Rosy Barbs work great with Danios because they have the same energetic nature, they prefer similar water parameters, have a similar diet, and are similar in size / body shape.

Rosy Barbs are also able to live within the same temperature range that Zebra Danios can, making an ideal pairing within a temperate community tank.

Florida Flagfish

Flagfish go well with Danios as they can hold their own, enjoy similar water parameters and are easy to feed.

Flagfish can be quite nippy at times, so pair well with a fish that can easily avoid being picked on, just be sure to provide plenty of space and cover.

How to sex Zebra Danios

Danios are not easy to sex as both male and female look very similar at first glance.

However, in sexually mature fish, it is possible to notice subtle differences that can help you identify them easier.

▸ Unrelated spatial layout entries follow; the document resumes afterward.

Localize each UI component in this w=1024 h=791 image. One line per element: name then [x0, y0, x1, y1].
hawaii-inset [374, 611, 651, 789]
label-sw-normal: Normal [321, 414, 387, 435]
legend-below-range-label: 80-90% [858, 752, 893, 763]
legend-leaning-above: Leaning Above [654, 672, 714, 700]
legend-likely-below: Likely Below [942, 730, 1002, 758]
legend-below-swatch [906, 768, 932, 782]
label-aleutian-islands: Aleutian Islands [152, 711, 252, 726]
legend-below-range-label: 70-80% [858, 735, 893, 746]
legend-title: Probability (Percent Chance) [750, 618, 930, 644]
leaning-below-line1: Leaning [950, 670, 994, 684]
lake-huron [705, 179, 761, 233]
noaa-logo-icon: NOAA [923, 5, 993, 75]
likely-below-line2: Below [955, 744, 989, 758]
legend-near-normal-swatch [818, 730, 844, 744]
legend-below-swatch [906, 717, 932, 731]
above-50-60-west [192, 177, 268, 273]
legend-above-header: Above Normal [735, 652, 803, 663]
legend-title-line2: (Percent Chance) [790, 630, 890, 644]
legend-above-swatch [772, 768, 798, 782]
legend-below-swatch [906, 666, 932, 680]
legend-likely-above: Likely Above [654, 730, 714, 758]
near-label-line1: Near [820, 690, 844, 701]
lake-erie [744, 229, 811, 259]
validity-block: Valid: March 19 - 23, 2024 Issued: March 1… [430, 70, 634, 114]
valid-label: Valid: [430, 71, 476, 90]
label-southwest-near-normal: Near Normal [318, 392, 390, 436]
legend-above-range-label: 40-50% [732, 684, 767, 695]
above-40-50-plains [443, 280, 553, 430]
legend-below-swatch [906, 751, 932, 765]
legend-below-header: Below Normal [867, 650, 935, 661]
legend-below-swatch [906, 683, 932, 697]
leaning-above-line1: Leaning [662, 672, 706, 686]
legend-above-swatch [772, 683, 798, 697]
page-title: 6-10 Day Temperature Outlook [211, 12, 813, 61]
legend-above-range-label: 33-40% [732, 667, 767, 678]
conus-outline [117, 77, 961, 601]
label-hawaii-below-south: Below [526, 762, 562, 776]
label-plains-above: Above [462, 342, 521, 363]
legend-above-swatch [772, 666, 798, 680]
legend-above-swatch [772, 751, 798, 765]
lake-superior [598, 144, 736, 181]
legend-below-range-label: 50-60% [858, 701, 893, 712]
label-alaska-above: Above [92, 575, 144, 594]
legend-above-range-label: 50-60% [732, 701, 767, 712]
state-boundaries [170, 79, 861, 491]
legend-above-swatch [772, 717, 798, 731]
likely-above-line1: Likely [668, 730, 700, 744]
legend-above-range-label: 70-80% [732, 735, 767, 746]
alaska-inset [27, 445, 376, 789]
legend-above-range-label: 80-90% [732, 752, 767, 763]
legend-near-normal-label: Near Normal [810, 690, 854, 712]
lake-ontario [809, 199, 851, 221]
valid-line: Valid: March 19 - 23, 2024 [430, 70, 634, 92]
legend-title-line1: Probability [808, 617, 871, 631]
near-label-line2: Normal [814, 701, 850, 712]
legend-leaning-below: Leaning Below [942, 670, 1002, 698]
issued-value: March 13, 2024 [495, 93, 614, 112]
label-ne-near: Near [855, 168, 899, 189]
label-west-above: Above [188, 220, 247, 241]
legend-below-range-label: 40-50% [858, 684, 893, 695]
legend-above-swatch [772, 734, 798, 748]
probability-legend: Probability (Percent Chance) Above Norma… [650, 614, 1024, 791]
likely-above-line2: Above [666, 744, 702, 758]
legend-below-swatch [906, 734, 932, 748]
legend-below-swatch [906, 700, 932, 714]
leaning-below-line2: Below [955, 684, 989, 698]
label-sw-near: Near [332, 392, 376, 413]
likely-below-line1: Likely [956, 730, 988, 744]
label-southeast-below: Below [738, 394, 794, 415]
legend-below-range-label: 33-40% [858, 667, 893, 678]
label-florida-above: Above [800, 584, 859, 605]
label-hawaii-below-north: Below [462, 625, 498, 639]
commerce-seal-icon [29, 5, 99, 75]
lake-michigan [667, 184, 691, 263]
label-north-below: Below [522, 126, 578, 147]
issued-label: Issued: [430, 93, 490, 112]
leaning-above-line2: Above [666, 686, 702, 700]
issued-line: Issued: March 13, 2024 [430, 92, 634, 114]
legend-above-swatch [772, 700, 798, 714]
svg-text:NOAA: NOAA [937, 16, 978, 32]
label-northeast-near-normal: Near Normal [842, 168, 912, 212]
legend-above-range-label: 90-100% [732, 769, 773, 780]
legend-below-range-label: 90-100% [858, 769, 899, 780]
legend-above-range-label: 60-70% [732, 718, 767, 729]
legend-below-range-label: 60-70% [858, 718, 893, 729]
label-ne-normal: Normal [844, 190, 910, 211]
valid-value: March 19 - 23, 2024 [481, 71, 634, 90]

Typically, female Danios are much more round and plum around the sides, with males being more slim and streamlined, the best way to identify this is to observe the fish from above.

With this thicker build, females also possess a small protruding area around their anus, from where the eggs are released, however, it takes a well trained eye to notice this subtle difference between the sexes.

In short, these fish are difficult to sex but not impossible. 

If you are acquiring fish from your local store to breed, it is recommended to get a group of them to maximise the chances that you obtain a mixed sex school.

How to breed Zebra Danios

Zebra Danios are very easy to breed, and are a great starting species if you want to get into breeding aquarium fish.

They are egg scatterers, and breed like most cyprinids, by dispersing eggs and sperm externally into the water in large congregations.

To successfully breed Zebra Danios usually requires two aquariums, one to house the parents in, and a second to raise the eggs and fry in, until they are old enough to be moved in with their parents.

Danios are cannibalistic, and will eat their own eggs and young if they manage to spot them, so if you want the maximum survival rate, you need to be able to separate the parents from their offspring.

The easiest way to do this is by setting up a secondary breeding tank, that is filled with moss, pebbles or spawning mops for the parents to drop their eggs into.

The tank should be cycled and should be gradually heated over a period of days to 28C / 82F.

With this, the fish should be fed extra high quality foods, and should receive regular water changes to induce spawning.

After the parents spawn, they are to be removed, and the eggs should then be raised on their own.

Danio fry are fairly easy to raise, and will take newly hatched Brine Shrimp, White Worms, Infusoria and crushed flake food.

After around 3 months, they will reach a size where they can be placed back in the tank with their parents.